Полотенце, висящее в ванной, когда было новым, напоминало кусок наждачной бумаги. Им нельзя было вытереться досуха, оно не впитывало влагу, а только смахивало ее с тела, при этом сильно растирало, если не сказать, оцарапывало кожу. У меня всегда возникала мысль, что для прочности в нитку добавили стекло. Наверное, поэтому оно так долго не изнашивалось, и полотенцем не хотелось пользоваться. Так и должно быть, ведь это советское полотенце. Произвели его в Советском Союзе, строго по указаниям Госплана. Не на это изделие конкретно указывал аппарат, но на такие же бездарные, грубые и бездушные поделки, именуемые «ширпотреб».

У меня была подруга – пен-френд в Германской Демократической Республике.
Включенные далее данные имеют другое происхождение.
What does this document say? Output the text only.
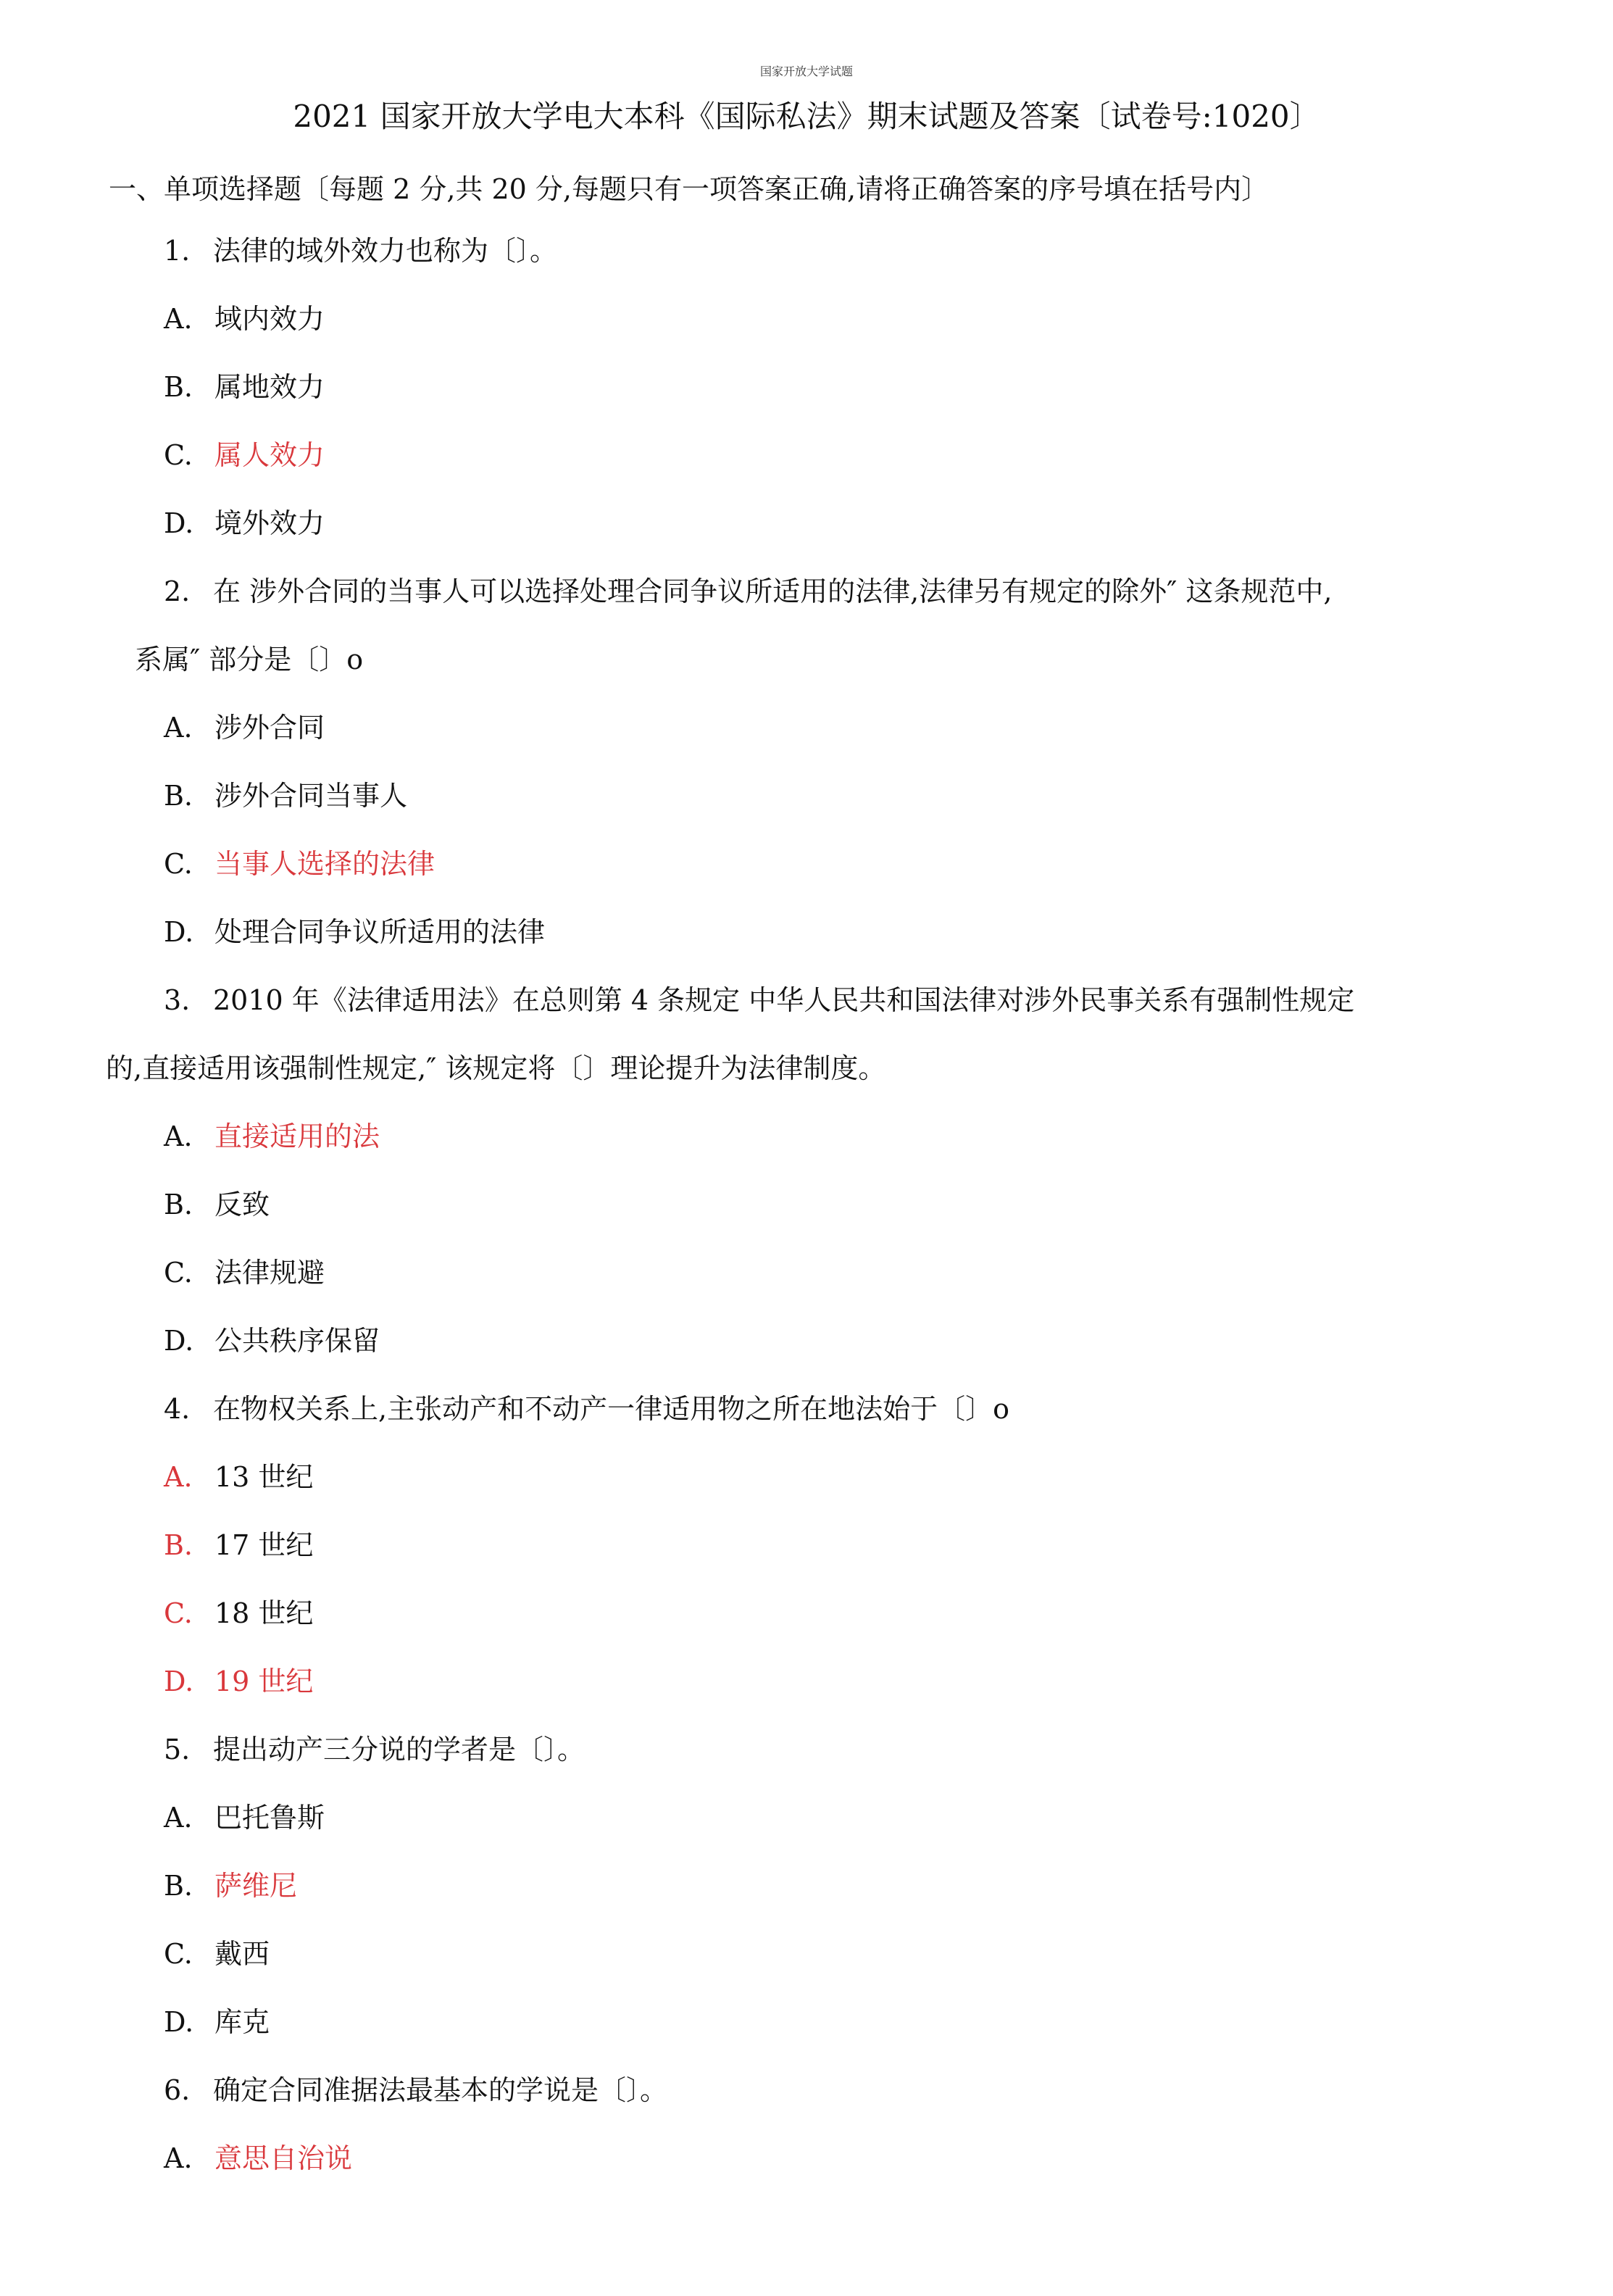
国家开放大学试题
2021 国家开放大学电大本科《国际私法》期末试题及答案〔试卷号:1020〕
一、单项选择题〔每题 2 分,共 20 分,每题只有一项答案正确,请将正确答案的序号填在括号内〕
1. 法律的域外效力也称为〔〕。
A. 域内效力
B. 属地效力
C. 属人效力
D. 境外效力
2. 在 涉外合同的当事人可以选择处理合同争议所适用的法律,法律另有规定的除外″ 这条规范中,
系属″ 部分是〔〕o
A. 涉外合同
B. 涉外合同当事人
C. 当事人选择的法律
D. 处理合同争议所适用的法律
3. 2010 年《法律适用法》在总则第 4 条规定 中华人民共和国法律对涉外民事关系有强制性规定
的,直接适用该强制性规定,″ 该规定将〔〕理论提升为法律制度。
A. 直接适用的法
B. 反致
C. 法律规避
D. 公共秩序保留
4. 在物权关系上,主张动产和不动产一律适用物之所在地法始于〔〕o
A. 13 世纪
B. 17 世纪
C. 18 世纪
D. 19 世纪
5. 提出动产三分说的学者是〔〕。
A. 巴托鲁斯
B. 萨维尼
C. 戴西
D. 库克
6. 确定合同准据法最基本的学说是〔〕。
A. 意思自治说
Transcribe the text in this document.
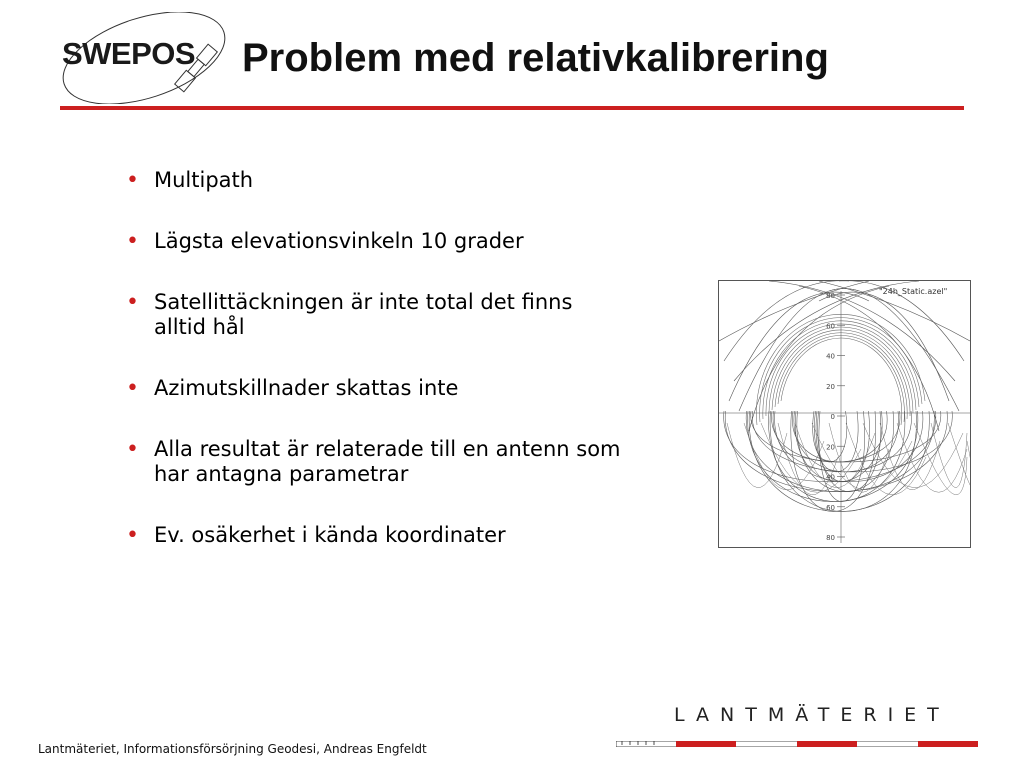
SWEPOS Problem med relativkalibrering
• Multipath
• Lägsta elevationsvinkeln 10 grader
• Satellittäckningen är inte total det finns alltid hål
• Azimutskillnader skattas inte
• Alla resultat är relaterade till en antenn som har antagna parametrar
• Ev. osäkerhet i kända koordinater
80
60
40
20
0
20
40
60
80
"24h_Static.azel"
Lantmäteriet, Informationsförsörjning Geodesi, Andreas Engfeldt
LANTMÄTERIET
Кто теперь помнит эту страну? Ингеборг из ГДР писала мне по-русски. Мы с ней довольно долго обменивались письмами. Получать толстые конверты с множеством наклеенных красивых марок было восторгом и почти что праздником, особой мелодией пионерского детства. Открываешь пакет, а там столько всякой всячины: марки, значки, монеты, открытки, фотографии артистов – уму непостижимо, как такие конверты не лопались в пути от своей толщины. Для меня же, «русской подруги Людмилы», было большой проблемой отвечать ей: конверты грубые и некрасивые, марки все одинаковые с серпом и молотом, открытки плохо отпечатаны, бумага для писем – листок из тетради. В честь моего поступления в вуз Ингеборг прислала мне три полотенца, которые поражали сочностью и стойкостью красок, необыкновенной мягкостью. Я только удивлялась: ведь ГДР тоже развивалась по плану и тоже была соцстраной, но вещи там всё же делали качественно. Два полотенца студенты сразу же стащили, я так и не поняла, кто это сделал. А последнее, оставшееся из трёх, долго-долго служило, почти не изнашиваясь и не линяя. Но печальная участь быть украденным настигла и его, когда я сдала его в нашу родную прачечную.

Слава Богу, времена меняются...

Появились новые лозунги. Вместо «Экономика должна быть экономной» теперь говорят «Реклама – двигатель торговли». А торговля заняла главное место в жизни. И можно  сделать вывод, что торговля – двигатель прогресса. Теперь покажется странным, что полотенце, подаренное мне Татьяной, вообще купили. Но тогда это было почти удачной покупкой.

Друзья мои, вы же помните еще, наверное, такое волшебное слово «дефицит»? Это, когда ничего нигде не купишь, – дефицит – отсутствие необходимых для нормальной жизни вещей. И в то же время – когда ты держишь вожделенную вещь в руках, ощущая себя самым счастливым на земле человеком, – тоже дефицит. А здесь уже посложнее будет: это дефицит чувств. Их украли у своего народа те, кто такую всеобщую недостачу сотворил.

Поистине, волшебное слово! Как у языческих богов было по нескольку ипостасей, так и у слова-бога «дефицит» тоже было две ипостаси: Ничего-Нет и Всё-Есть.

Мы поклонялись ипостаси Ничего-Нет: давились в очередях, хватали разное дерьмецо, даже если оно нам и не нужное было. Брали про запас, на всякий случАй (именно с ударением на «а»).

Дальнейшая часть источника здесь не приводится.